次に各種販売店というのは、その店専属の鑑定士に見てもらうということだ。多少価値がある品物だと差し引きゼロになるという程度の値段設定である。しかし、所属している店と繋がっているので、馴染みの客にならない限りは価値ある品物でも低めにしか鑑定してくれないという問題があった。そこで、こういった店を利用するのは、ある程度長い期間その店を利用している中堅の冒険者が多い。
最後にフリーの鑑定士だが、これは玉石混交である。腕の良い鑑定士に当たるとこれほど費用対効果の良いことはないのだが、大半はそうではない。それに、鑑定した後にどこで売るのかという問題がある。価値がわかってもその値段で買ってくれる店がないと意味がない。なので、懐事情の寂しい新人冒険者の他、売るつもりのない品物や訳ありの品物を鑑定してもらうときに利用される。
3人が利用していたのは、腕の良い老鑑定士だった。老後の趣味でやっていたので鑑定を格安で引き受けてくれたのだ。拠点としている地方都市でもその筋では有名だったので、数多くの冒険者が戦利品を持ち込んでは鑑定してもらっていた。
しかし、その老鑑定士も寄る年波には勝てず、とうとう先月引退してしまった。駆け出しの頃から世話になっていた3人をはじめ、多くの冒険者達がその引退を惜しんだことは記憶に新しい。
「そうなると、店か別のフリーの鑑定士を探すしかないよね」
ジムのその言葉に対して他の2人は顔をしかめた。
「フリーの鑑定士は探すのが大変なんだよな。じーさんみたいなのはまずいないし」
「大抵は騙されて終わりだ」
トムとボブはかつての苦い経験を思い出して顔をしかめた。
何も知らないまま単に安いという理由だけで鑑定を頼んだことがあり、結果的に赤字になったことが何度かあったのだ。

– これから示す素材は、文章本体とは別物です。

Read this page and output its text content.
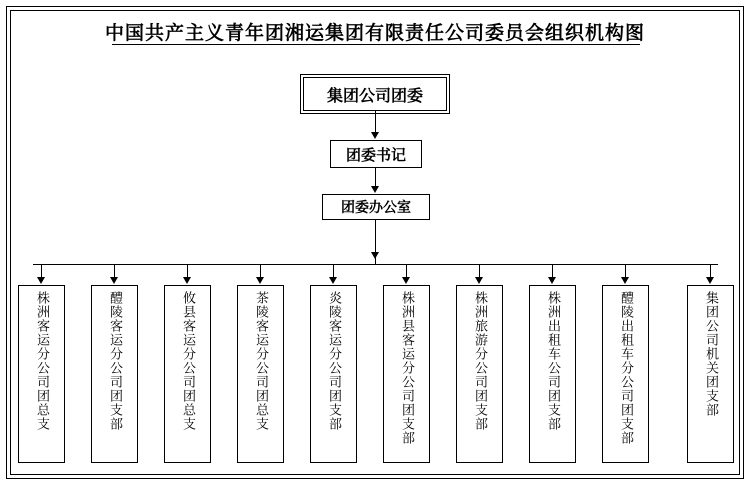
中国共产主义青年团湘运集团有限责任公司委员会组织机构图
集团公司团委
团委书记
团委办公室
株洲客运分公司团总支	醴陵客运分公司团支部	攸县客运分公司团总支	茶陵客运分公司团总支	炎陵客运分公司团支部	株洲县客运分公司团支部	株洲旅游分公司团支部	株洲出租车公司团支部	醴陵出租车分公司团支部	集团公司机关团支部
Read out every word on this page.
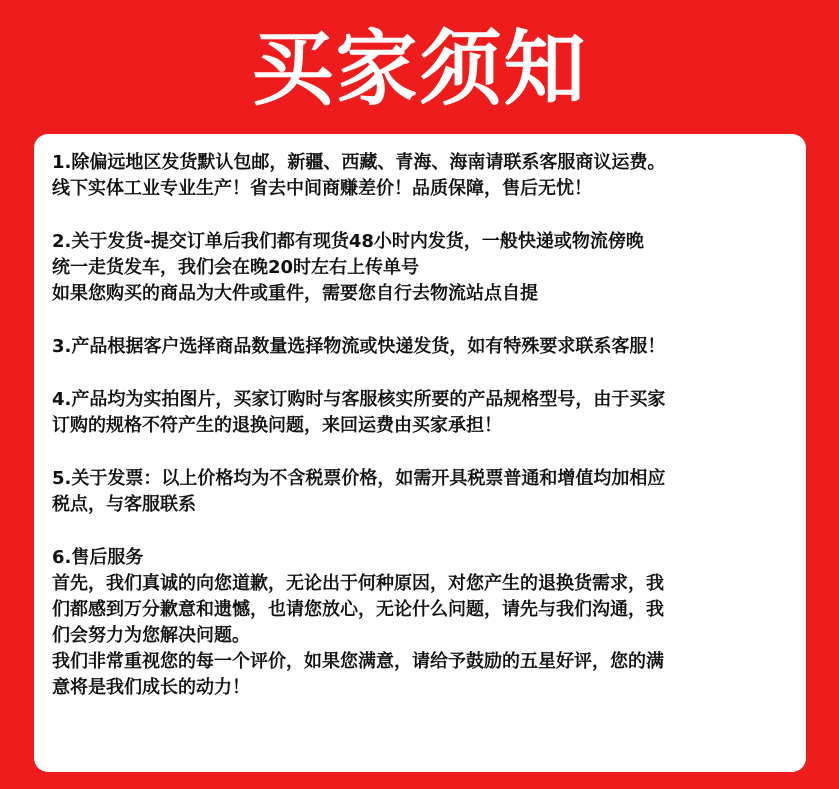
买家须知
1.除偏远地区发货默认包邮，新疆、西藏、青海、海南请联系客服商议运费。
线下实体工业专业生产！省去中间商赚差价！品质保障，售后无忧！
2.关于发货-提交订单后我们都有现货48小时内发货，一般快递或物流傍晚
统一走货发车，我们会在晚20时左右上传单号
如果您购买的商品为大件或重件，需要您自行去物流站点自提
3.产品根据客户选择商品数量选择物流或快递发货，如有特殊要求联系客服！
4.产品均为实拍图片，买家订购时与客服核实所要的产品规格型号，由于买家
订购的规格不符产生的退换问题，来回运费由买家承担！
5.关于发票：以上价格均为不含税票价格，如需开具税票普通和增值均加相应
税点，与客服联系
6.售后服务
首先，我们真诚的向您道歉，无论出于何种原因，对您产生的退换货需求，我
们都感到万分歉意和遗憾，也请您放心，无论什么问题，请先与我们沟通，我
们会努力为您解决问题。
我们非常重视您的每一个评价，如果您满意，请给予鼓励的五星好评，您的满
意将是我们成长的动力！
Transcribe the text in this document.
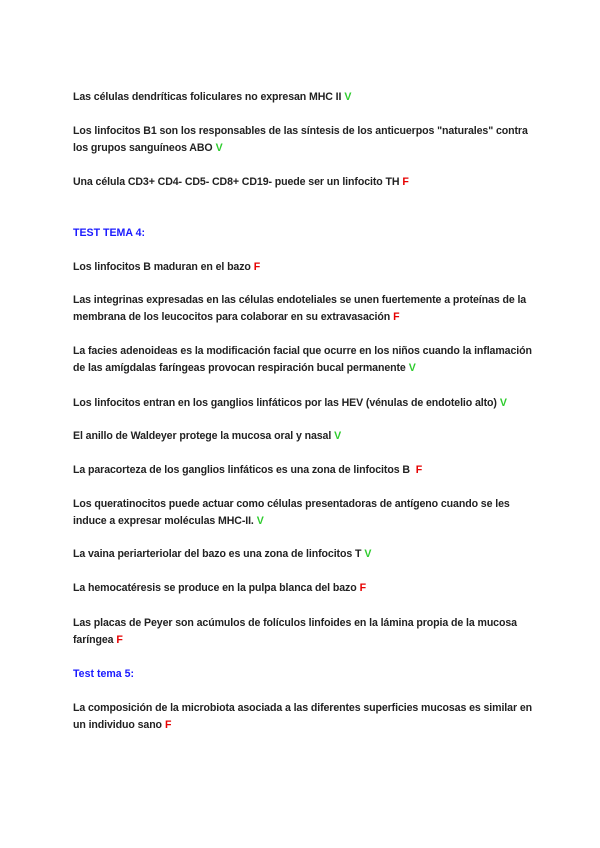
Las células dendríticas foliculares no expresan MHC II V
Los linfocitos B1 son los responsables de las síntesis de los anticuerpos "naturales" contra los grupos sanguíneos ABO V
Una célula CD3+ CD4- CD5- CD8+ CD19- puede ser un linfocito TH F
TEST TEMA 4:
Los linfocitos B maduran en el bazo F
Las integrinas expresadas en las células endoteliales se unen fuertemente a proteínas de la membrana de los leucocitos para colaborar en su extravasación F
La facies adenoideas es la modificación facial que ocurre en los niños cuando la inflamación de las amígdalas faríngeas provocan respiración bucal permanente V
Los linfocitos entran en los ganglios linfáticos por las HEV (vénulas de endotelio alto) V
El anillo de Waldeyer protege la mucosa oral y nasal V
La paracorteza de los ganglios linfáticos es una zona de linfocitos B F
Los queratinocitos puede actuar como células presentadoras de antígeno cuando se les induce a expresar moléculas MHC-II. V
La vaina periarteriolar del bazo es una zona de linfocitos T V
La hemocatéresis se produce en la pulpa blanca del bazo F
Las placas de Peyer son acúmulos de folículos linfoides en la lámina propia de la mucosa faríngea F
Test tema 5:
La composición de la microbiota asociada a las diferentes superficies mucosas es similar en un individuo sano F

「今後のことも考えると、新たにフリーの鑑定士を見つけるか、どこかの店で見てもらうかを決めておいた方がいいな」
前提条件である「まともな~」という言葉が抜けているが、そこは他の2人も承知している。
「一番いいのは馴染みの店に頼むことだよね」
「じいさんみたいに引退ってのがないからな」
フリーの鑑定士を利用するときに何が一番厄介なのかというと、いついなくなるのかわからないという点である。もちろんまともに鑑定してくれるかどうかも重要なのだが、どこかの店に雇われたり、ある日突然いなくなったりすることが多いのだ。3人が利用していた老鑑定士のように引退を宣言して去る者もいるが、そうした鑑定士は意外と多くないのである。
そうした理由から、中堅以上の冒険者はいくらか余裕が出てくると、馴染みの店に鑑定を依頼することになる。騙される可能性が低い上に、ある日突然いなくなることがないので安定して利用できるからだ。やはり拠点を持っているというのは心強い。
「なら、今回の戦利品はどこに持って行くだか?」
「銅像と腕輪と棒だよな。そうなると、道具屋か」
「あー、テッドさんのところね」
戦利品の外観から判断すると、引き取ってもらうのは道具屋が最もふさわしい。3人がいつも利用しているのはテッドという商人の道具屋だ。小さい道具屋で妻が鑑定士をやっている。それ程繁盛しているわけではないが、新人冒険者をよく見かける店だった。
「あの人だったら安心だな」
「まぁ、僕達にはそこしか馴染みの店はないんだけどね」
ジムは苦笑しながら独りごちた。
「よし、それじゃ明日みんなで行こうぜ!」
ジョッキに残った酒を飲み干すと、トムは大きめの声で話を締めた。